During the 1970s and 80s, however, U.S. manufacturing began to weaken, and the middle class began to lose some of its economic strength. According to Census Bureau data, roughly 5 percent of the annual national income has been transferred from the middle class to the rich since 1980. This amounted to a shift of $650 billion dollars in 2010 alone – money removed from the entire middle class and redistributed among the richest 5,934 households. Economists believe the sputtering economy has a direct correlation to this trend.
These massive gains in income for the rich are strikingly similar to that of the 1920s, during the years leading up to the Great Depression. Large disparities in wealth create financial instability and a general mistrust of investment firms – which we are already seeing in droves. If the parallels endure, Wall Street could lose out on decades of investments by jaded potential stockholders – the Dow Jones didn’t fully recover from the Depression until 1954. In general, economic expansions tend to last much longer in economies where wealth equality prevails. According to IMF economist Jonathan D. Ostry, a current American expansion might last only one-third as long as it would’ve in the 1960s.
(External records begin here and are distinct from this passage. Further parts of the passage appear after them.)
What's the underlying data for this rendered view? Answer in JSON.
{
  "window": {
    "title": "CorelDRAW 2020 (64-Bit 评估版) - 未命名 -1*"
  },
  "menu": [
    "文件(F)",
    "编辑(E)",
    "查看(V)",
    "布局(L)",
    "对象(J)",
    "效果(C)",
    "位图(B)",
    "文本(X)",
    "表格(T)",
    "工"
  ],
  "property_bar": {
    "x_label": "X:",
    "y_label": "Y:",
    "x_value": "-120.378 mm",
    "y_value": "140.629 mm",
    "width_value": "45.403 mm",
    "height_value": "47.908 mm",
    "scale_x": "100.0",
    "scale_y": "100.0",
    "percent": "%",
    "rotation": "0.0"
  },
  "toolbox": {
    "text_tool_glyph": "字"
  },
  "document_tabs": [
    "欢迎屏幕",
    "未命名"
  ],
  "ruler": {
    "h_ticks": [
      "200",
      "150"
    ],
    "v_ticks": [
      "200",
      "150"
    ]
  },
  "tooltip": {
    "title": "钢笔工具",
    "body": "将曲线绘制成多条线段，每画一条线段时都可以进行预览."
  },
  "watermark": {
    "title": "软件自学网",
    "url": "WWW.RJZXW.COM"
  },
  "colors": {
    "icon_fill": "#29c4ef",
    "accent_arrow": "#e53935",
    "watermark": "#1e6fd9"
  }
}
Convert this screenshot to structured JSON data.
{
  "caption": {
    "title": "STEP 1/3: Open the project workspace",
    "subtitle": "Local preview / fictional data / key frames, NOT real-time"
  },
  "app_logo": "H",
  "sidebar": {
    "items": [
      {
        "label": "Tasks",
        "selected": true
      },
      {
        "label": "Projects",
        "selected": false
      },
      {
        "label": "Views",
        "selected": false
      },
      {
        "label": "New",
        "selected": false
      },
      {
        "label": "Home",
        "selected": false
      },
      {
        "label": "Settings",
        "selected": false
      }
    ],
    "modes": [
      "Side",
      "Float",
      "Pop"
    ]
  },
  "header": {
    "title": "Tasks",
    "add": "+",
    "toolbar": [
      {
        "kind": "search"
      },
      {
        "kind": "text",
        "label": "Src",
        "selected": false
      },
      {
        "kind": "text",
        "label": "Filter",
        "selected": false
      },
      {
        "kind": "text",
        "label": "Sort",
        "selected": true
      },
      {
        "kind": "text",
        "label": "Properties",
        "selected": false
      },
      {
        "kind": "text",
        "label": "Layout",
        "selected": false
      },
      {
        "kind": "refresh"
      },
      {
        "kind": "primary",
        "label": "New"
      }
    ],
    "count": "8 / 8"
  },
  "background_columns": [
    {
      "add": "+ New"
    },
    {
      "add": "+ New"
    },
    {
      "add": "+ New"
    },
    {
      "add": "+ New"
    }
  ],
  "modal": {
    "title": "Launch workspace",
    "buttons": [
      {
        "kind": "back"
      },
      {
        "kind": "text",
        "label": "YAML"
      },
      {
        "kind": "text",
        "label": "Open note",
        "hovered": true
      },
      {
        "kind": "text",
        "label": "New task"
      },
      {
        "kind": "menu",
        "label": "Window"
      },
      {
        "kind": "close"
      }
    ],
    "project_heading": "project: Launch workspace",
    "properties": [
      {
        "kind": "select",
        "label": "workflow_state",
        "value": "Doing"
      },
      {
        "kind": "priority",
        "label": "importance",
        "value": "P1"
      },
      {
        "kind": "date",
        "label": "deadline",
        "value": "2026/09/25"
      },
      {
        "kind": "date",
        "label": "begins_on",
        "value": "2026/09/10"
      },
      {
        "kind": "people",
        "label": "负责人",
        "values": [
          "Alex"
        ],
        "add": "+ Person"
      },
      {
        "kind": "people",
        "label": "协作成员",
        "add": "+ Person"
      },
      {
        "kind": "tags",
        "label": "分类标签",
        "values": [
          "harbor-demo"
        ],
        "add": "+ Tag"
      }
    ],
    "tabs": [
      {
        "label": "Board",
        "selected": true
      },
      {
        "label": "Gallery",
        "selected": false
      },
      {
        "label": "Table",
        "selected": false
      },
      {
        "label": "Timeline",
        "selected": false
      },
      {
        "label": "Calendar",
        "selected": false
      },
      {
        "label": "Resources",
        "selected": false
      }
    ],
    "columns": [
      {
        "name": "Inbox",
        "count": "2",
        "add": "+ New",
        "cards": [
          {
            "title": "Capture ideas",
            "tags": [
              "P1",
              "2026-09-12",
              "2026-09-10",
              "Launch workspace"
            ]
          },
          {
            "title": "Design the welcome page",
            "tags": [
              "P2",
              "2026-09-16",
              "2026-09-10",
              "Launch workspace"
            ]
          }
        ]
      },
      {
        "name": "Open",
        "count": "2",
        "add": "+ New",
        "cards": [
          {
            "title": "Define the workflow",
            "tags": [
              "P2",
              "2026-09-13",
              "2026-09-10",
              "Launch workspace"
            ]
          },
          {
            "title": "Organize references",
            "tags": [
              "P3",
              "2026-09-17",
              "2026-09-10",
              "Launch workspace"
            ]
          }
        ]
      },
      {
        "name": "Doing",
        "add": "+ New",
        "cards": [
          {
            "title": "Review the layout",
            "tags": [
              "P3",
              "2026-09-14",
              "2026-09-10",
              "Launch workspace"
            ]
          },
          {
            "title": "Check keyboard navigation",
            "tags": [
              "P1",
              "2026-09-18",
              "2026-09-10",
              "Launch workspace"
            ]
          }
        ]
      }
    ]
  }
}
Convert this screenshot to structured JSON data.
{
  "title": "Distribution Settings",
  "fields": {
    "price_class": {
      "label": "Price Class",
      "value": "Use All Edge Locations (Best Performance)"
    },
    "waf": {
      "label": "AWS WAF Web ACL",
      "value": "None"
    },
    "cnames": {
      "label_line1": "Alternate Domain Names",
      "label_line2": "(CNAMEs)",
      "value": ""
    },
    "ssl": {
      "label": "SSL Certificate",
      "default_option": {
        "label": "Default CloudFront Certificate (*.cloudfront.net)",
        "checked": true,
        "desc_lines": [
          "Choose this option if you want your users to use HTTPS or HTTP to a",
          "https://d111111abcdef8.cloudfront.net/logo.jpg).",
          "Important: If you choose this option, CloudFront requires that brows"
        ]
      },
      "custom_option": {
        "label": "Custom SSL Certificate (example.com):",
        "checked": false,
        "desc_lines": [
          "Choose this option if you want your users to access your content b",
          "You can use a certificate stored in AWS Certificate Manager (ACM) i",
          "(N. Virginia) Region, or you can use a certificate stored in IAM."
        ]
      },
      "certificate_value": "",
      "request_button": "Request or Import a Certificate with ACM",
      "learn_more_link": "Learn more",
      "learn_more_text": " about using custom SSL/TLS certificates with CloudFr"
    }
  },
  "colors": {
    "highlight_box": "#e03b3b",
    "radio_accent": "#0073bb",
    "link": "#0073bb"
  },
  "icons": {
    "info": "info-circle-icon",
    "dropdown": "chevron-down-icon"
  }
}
The conflict between classes also fosters political uncertainty, another symptom that has already reared its ugly head. As the rich and poor move further apart, their ideologies become polarized, and each demographic clings to the contempt for its counterpart. This lack of stability deadlocks and ultimately immobilizes the entire nation. A division of this magnitude ties the hands of politicians, preventing progress on any level, be it economic or social. Sound familiar?
It is obvious that a growing disparity in wealth steered the U.S. in a disorderly direction. Many of the snags that made the Great Depression such a long-term catastrophe were brought about by decisions that led to this same inequality. Nations that are less divided economically are less divided politically and socially, as well, and this is when prosperity reigns supreme. If the people of the United States want to rebuild another “golden age” like the ‘50s, it would be prudent to start strengthening the middle class again, regardless of what percent you currently belong to.